EDIT: My idea of a left-right spectrum would be more government to the left and less to the right. Making extreme right having minarchy (limited government) and anarchy. Which is exactly where I'd place myself. But for some odd reason, everybody else's idea of the left-right spectrum has the same amount of government throughout... this logic I do not endorse.


----------



## JackCoates (Mar 1, 2013)

Spiritual - Not religious - Far left.


----------



## Eos_Machai (Feb 3, 2013)

_Spiritual not religious, far left_


I do not usually refer to myself as "spiritual" because I'm not at all attracted to the sentimental, disembodied, other-worldly understanding of the spiritual produced by this culture. New Ageism and the like is just the sort of caricature of spirituality one would expect from a materialistic civilisation. Rather as those with hearts of stone tend to weep at schmaltzy music, so those who would not recognice a genuine spiritual value if it fell into their laps tend to see the spiritual as spooky, ethereal and esoteric.

True spirituality, I believe, is an aspect of living free authentic lives in love and communion with other people. It does not express it self in the alienated living death of capitalism. True spirituality can here arise only as subversive action. In fighting injustice, fighting the state and capital, protecting the weak, feeding the poor, welcoming the immigrants.


----------



## Eos_Machai (Feb 3, 2013)

NoodlePan said:


> EDIT: My idea of a left-right spectrum would be more government to the left and less to the right. Making extreme right having minarchy (limited government) and anarchy.


I doubt anarchists and communists would percieve themselves as extreme right though. Most likely as radical left.


----------



## Maru the Gingerhead (Apr 25, 2013)

_Religious believer and follower, moderate right

Catholic and moderate rightist._


----------



## nottie (Mar 2, 2011)

DualGnosis said:


> This would be a more accurate way of discerning political views, versus (far right, centrist left, etc.)
> 
> Your religious choices however, are quite sufficient.
> 
> P.S. Not trying to annoy you, just letting you know. BTW, I'm Unitarian Universalist/Libertarian Right.


This post says it perfectly.

As I don't feel like I can properly vote, I'll say here that I'm an agnostic floating somewhere in the Libertarian Right.


----------



## VioletTru (Jun 24, 2012)

DualGnosis said:


> I'm sorry to say OP, but this was not a very well made survey.
> 
> First of all, there is no distinction between the economic spectrum versus the political spectrum. One can be far right on economics and far left on politics, or vice versa. You need to understand that, but I am assuming that you are basing this spectrum on stereotypical Liberal vs. Conservative views which probably reflects the choices you offer. I'm here to tell you that this is not the case at all in terms of real political views.

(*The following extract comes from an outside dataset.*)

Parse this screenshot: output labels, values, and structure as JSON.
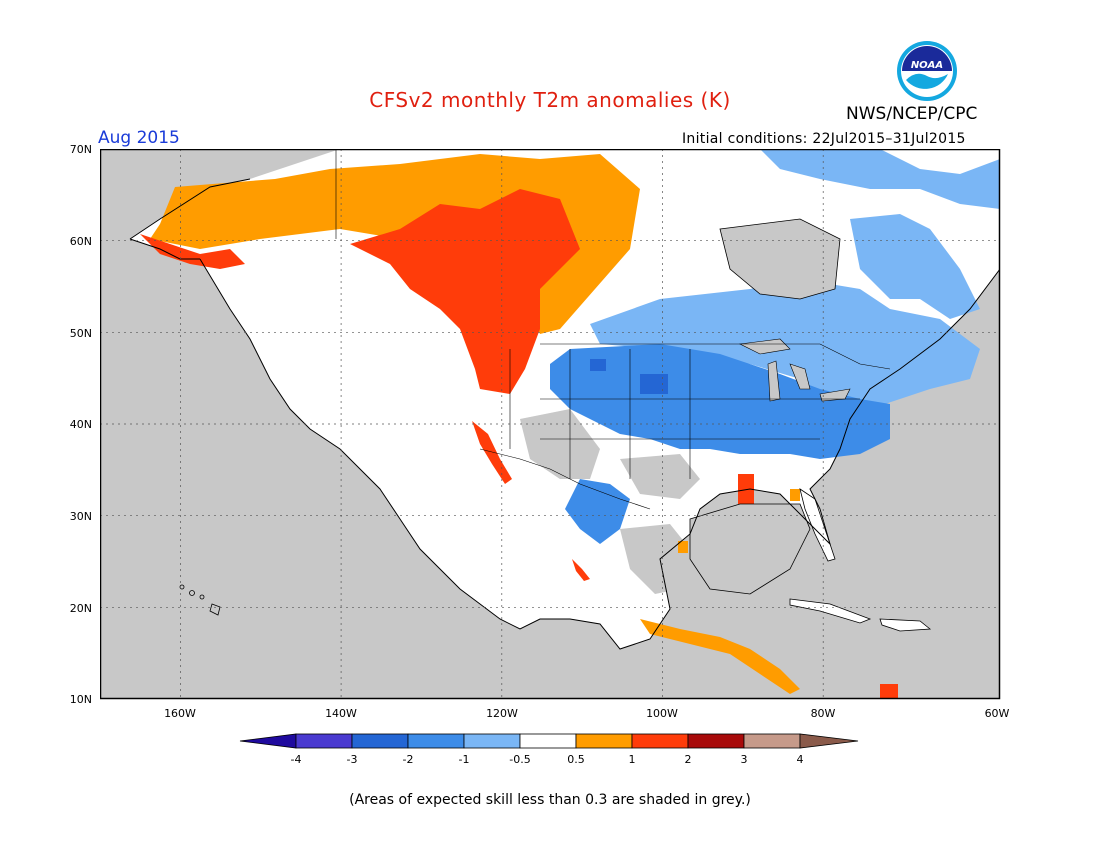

Take a look this following image:
> 
> ...


Aww. Well, thank you for pointing that out. 

If were to, hypothetically speaking, redo the poll with amendments, then I would include the Right/Left Authoritarian and Right/Left Libertarian categories. Unfortunately, that would also mean that I would have to specify _to what __degree _people could land on each of the four categories. (_Ex. "Far authoritarian left, moderate authoritarian left, far authoritarian left/libertarian left, middle authoritarian right/libertarian right..."_) 

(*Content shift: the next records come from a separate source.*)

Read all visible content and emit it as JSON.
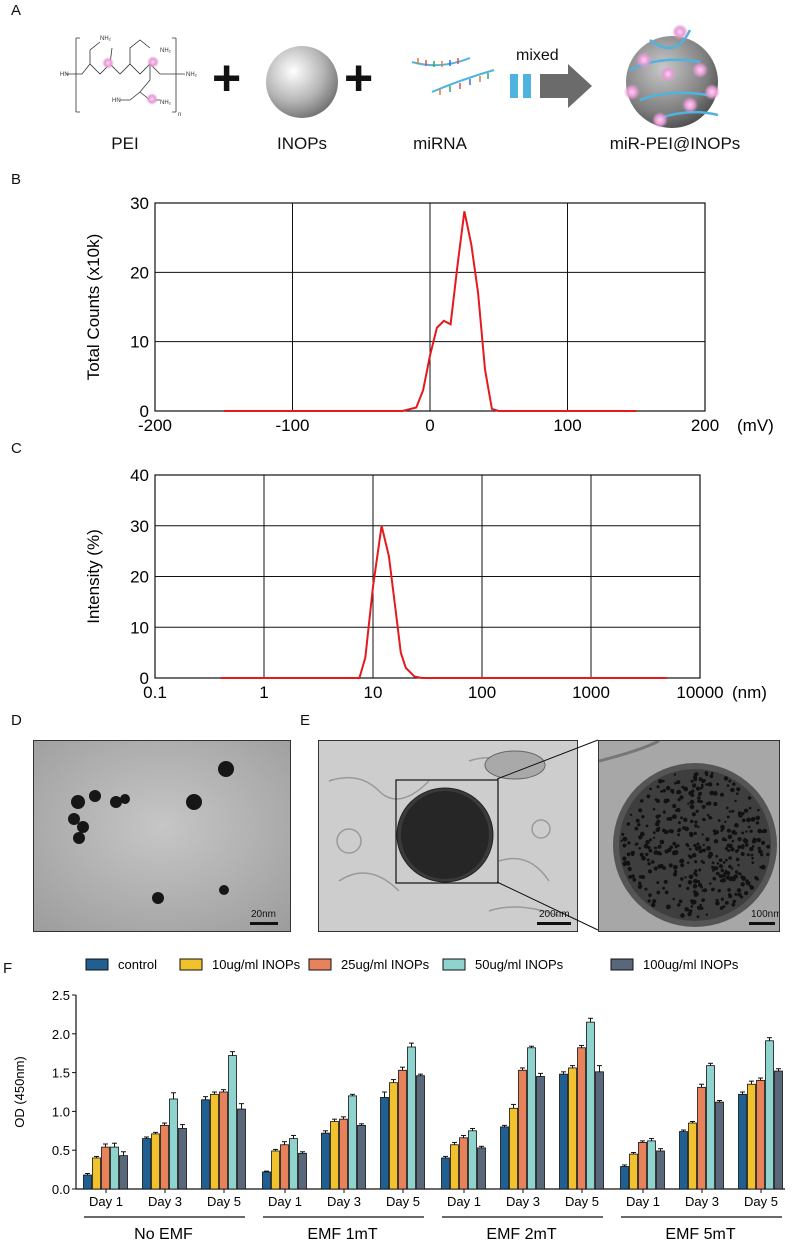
{
  "panel_labels": [
    "A",
    "B",
    "C",
    "D",
    "E",
    "F"
  ],
  "schematic": {
    "labels": [
      "PEI",
      "INOPs",
      "miRNA",
      "miR-PEI@INOPs"
    ],
    "arrow_text": "mixed",
    "plus": "+",
    "colors": {
      "bead": "#e59bd5",
      "strand": "#4fb3e0",
      "arrow": "#6b6b6b",
      "sphere": "#7d7d7d"
    }
  },
  "scale_bars": {
    "d": "20nm",
    "e_left": "200nm",
    "e_right": "100nm"
  },
  "chart_data": [
    {
      "id": "B",
      "type": "line",
      "ylabel": "Total Counts (x10k)",
      "unit": "(mV)",
      "xlim": [
        -200,
        200
      ],
      "ylim": [
        0,
        30
      ],
      "xticks": [
        -200,
        -100,
        0,
        100,
        200
      ],
      "yticks": [
        0,
        10,
        20,
        30
      ],
      "grid": true,
      "color": "#e41a1c",
      "x": [
        -150,
        -20,
        -10,
        -5,
        0,
        5,
        10,
        15,
        20,
        25,
        30,
        35,
        40,
        45,
        50,
        150
      ],
      "y": [
        0,
        0,
        0.5,
        3,
        8,
        12,
        13,
        12.5,
        21,
        28.8,
        24,
        17,
        6,
        0.3,
        0,
        0
      ]
    },
    {
      "id": "C",
      "type": "line",
      "ylabel": "Intensity (%)",
      "unit": "(nm)",
      "xscale": "log",
      "xlim": [
        0.1,
        10000
      ],
      "ylim": [
        0,
        40
      ],
      "xticks": [
        0.1,
        1,
        10,
        100,
        1000,
        10000
      ],
      "ytick_labels": [
        "0.1",
        "1",
        "10",
        "100",
        "1000",
        "10000"
      ],
      "yticks": [
        0,
        10,
        20,
        30,
        40
      ],
      "grid": true,
      "color": "#e41a1c",
      "x": [
        0.4,
        7.5,
        8.5,
        10,
        12,
        14,
        16,
        18,
        20,
        24,
        28,
        5000
      ],
      "y": [
        0,
        0,
        4,
        18,
        30,
        24,
        14,
        5,
        2,
        0.3,
        0,
        0
      ]
    },
    {
      "id": "F",
      "type": "bar",
      "ylabel": "OD (450nm)",
      "ylim": [
        0,
        2.5
      ],
      "yticks": [
        0.0,
        0.5,
        1.0,
        1.5,
        2.0,
        2.5
      ],
      "ytick_labels": [
        "0.0",
        "0.5",
        "1.0",
        "1.5",
        "2.0",
        "2.5"
      ],
      "groups": [
        "No EMF",
        "EMF 1mT",
        "EMF 2mT",
        "EMF 5mT"
      ],
      "days": [
        "Day 1",
        "Day 3",
        "Day 5"
      ],
      "legend_position": "top",
      "series": [
        {
          "name": "control",
          "color": "#1f5f91",
          "values": [
            [
              0.18,
              0.65,
              1.15
            ],
            [
              0.22,
              0.72,
              1.18
            ],
            [
              0.4,
              0.8,
              1.48
            ],
            [
              0.29,
              0.74,
              1.22
            ]
          ],
          "errors": [
            [
              0.02,
              0.02,
              0.04
            ],
            [
              0.01,
              0.03,
              0.07
            ],
            [
              0.02,
              0.02,
              0.03
            ],
            [
              0.02,
              0.02,
              0.03
            ]
          ]
        },
        {
          "name": "10ug/ml INOPs",
          "color": "#f2c12e",
          "values": [
            [
              0.4,
              0.71,
              1.22
            ],
            [
              0.49,
              0.87,
              1.37
            ],
            [
              0.57,
              1.04,
              1.56
            ],
            [
              0.45,
              0.85,
              1.35
            ]
          ],
          "errors": [
            [
              0.02,
              0.02,
              0.03
            ],
            [
              0.02,
              0.03,
              0.04
            ],
            [
              0.03,
              0.05,
              0.03
            ],
            [
              0.02,
              0.02,
              0.04
            ]
          ]
        },
        {
          "name": "25ug/ml INOPs",
          "color": "#e8825a",
          "values": [
            [
              0.54,
              0.82,
              1.25
            ],
            [
              0.57,
              0.9,
              1.53
            ],
            [
              0.66,
              1.53,
              1.82
            ],
            [
              0.6,
              1.31,
              1.4
            ]
          ],
          "errors": [
            [
              0.04,
              0.03,
              0.03
            ],
            [
              0.04,
              0.03,
              0.04
            ],
            [
              0.03,
              0.03,
              0.03
            ],
            [
              0.02,
              0.04,
              0.03
            ]
          ]
        },
        {
          "name": "50ug/ml INOPs",
          "color": "#8fd3cf",
          "values": [
            [
              0.54,
              1.16,
              1.72
            ],
            [
              0.65,
              1.2,
              1.83
            ],
            [
              0.75,
              1.82,
              2.15
            ],
            [
              0.62,
              1.59,
              1.91
            ]
          ],
          "errors": [
            [
              0.05,
              0.08,
              0.05
            ],
            [
              0.04,
              0.02,
              0.05
            ],
            [
              0.03,
              0.02,
              0.05
            ],
            [
              0.03,
              0.03,
              0.04
            ]
          ]
        },
        {
          "name": "100ug/ml INOPs",
          "color": "#58687a",
          "values": [
            [
              0.43,
              0.78,
              1.03
            ],
            [
              0.46,
              0.82,
              1.46
            ],
            [
              0.53,
              1.45,
              1.51
            ],
            [
              0.49,
              1.12,
              1.52
            ]
          ],
          "errors": [
            [
              0.05,
              0.05,
              0.07
            ],
            [
              0.02,
              0.02,
              0.02
            ],
            [
              0.02,
              0.04,
              0.08
            ],
            [
              0.03,
              0.02,
              0.03
            ]
          ]
        }
      ]
    }
  ]
}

In a poll that only allows a maximum of 20 choices, there simply would not be enough room to include all of the possible political specifications _alongside _the religious choices.

Again, I appreciate your feedback.


----------



## ThatOneWeirdGuy (Nov 22, 2012)

I'd call myself a centrist libertarian or even better (and oxymoronic) progressive libertarian. Religiously, I'm Agnostic.


----------



## V3n0M93 (May 20, 2010)

Atheist, social conservative, economically - far left.


----------



## L (Aug 12, 2011)

Not very religious and not very spiritual and don't give a fuck about politics.


----------